As you come closer and peer into the four walls of vinyl on vinyl, notice it peering back. It cannot be misconstrued, the countless eyes that breathe life into the dark, black walls of the gallery. Take a look and it will take a look back.
Forms, all seemingly familiar yet hauntingly unknown, are
sewn together, with no purpose of physical fluidity, weaving threads of irony
and creating a harmony of chaotic madness; a fair share of unstable mutations.
With the creeping feeling where the unknown seems familiar,
Rai Cruz finds refuge.
Rai Cruz’s one-man show ‘Unstable Mutations’ is nothing
short of unforgettable. Bringing street art into the confines of inner space is
in itself a feat, but he goes one step further and plays along with all kinds
of creatures, from the strange to the even stranger.

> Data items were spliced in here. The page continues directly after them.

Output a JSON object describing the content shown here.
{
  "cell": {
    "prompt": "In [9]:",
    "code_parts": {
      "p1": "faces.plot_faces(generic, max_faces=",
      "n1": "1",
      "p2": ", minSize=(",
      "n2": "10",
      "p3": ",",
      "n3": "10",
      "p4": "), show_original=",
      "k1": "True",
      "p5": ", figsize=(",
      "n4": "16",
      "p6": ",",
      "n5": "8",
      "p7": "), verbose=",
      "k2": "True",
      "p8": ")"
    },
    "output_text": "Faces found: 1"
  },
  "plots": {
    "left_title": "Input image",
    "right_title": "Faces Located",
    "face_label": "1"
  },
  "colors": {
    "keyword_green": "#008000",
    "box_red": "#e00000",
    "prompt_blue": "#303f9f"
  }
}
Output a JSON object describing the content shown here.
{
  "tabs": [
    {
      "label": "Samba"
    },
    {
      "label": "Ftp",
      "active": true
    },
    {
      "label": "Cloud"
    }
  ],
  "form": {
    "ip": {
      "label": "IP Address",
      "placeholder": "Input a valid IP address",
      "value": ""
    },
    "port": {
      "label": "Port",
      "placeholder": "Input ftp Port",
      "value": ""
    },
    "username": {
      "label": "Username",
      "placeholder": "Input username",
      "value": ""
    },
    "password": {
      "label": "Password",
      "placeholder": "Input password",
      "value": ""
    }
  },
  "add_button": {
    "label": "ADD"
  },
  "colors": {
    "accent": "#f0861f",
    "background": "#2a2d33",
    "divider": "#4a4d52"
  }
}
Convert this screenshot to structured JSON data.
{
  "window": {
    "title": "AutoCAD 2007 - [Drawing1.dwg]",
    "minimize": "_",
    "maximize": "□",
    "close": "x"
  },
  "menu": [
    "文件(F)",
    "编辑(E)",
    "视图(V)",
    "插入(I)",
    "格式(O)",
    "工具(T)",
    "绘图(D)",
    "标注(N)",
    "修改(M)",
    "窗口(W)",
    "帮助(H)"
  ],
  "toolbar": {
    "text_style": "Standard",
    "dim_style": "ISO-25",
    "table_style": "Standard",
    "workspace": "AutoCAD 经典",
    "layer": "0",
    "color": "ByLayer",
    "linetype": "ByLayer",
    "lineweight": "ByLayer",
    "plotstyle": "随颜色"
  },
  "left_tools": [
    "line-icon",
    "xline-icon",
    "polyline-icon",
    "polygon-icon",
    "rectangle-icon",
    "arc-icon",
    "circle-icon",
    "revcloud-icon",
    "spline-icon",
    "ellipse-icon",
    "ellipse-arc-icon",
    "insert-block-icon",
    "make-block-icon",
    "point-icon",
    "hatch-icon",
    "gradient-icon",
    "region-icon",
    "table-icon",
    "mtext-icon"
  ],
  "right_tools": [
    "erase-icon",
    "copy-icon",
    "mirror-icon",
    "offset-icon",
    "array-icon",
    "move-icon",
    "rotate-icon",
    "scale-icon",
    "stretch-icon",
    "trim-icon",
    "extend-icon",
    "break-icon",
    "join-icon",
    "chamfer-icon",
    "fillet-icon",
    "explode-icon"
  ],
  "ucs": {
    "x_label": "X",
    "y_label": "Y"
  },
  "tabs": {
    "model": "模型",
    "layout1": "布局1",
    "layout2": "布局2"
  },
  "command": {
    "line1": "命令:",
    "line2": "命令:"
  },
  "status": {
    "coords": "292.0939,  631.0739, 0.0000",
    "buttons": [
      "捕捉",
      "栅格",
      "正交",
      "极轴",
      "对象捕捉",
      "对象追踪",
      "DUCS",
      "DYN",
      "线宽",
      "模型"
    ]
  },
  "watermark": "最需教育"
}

For his first one-man show, Rai Cruz has made a pretty big
impression.
City Creatures
Katrina Stuart Santiago
October 2012
The task of moving street art from public to private
space demands a necessary reassessment of its value. Graffiti after all is
necessarily a form of resistance, it’s presence on public walls carrying the
weight of rebellion. Its move to the gallery is graffiti’s undoing, where the
largeness of street art can only be stunted.
Unstable Mutations is a set of works that do not fall
into this trap, even as it is in a gallery, even when its images are borne of
the streets. These are not works made smaller by the move into private space,
as these are works that co-exist with its larger versions on public walls.
Think of it as an extension of the city streets, the
creatures here the new members of the community that public art inevitably
builds.
And it is a nation of creatures that grow out of the
city’s concreteness, that are borne of its daily grind. Whether large and on
public walls, or small and hanging in a gallery, these images speak of a city
at the crux of development and destruction, where everything evolves into
unknowable and unfamiliar, living and breathing, bodies. Ones that respond to
the city’s demands, ones who make up the marginal narratives we do not hear,
the people we do not see.
Those who live off our cities become creatures of its
undoing and decay. That they seem to be in constant evolution is there instability.
That they grow more and more creatively is the gift of urbanity and
development. These are the city’s inhabitants we refuse to see, the ones whose
noise we do not hear, the ones we leave behind as we enter the comfortable
clean walls of the homes we build.
The power of denial is such that we do not know our own
reflections.
But we have no choice now. They are here.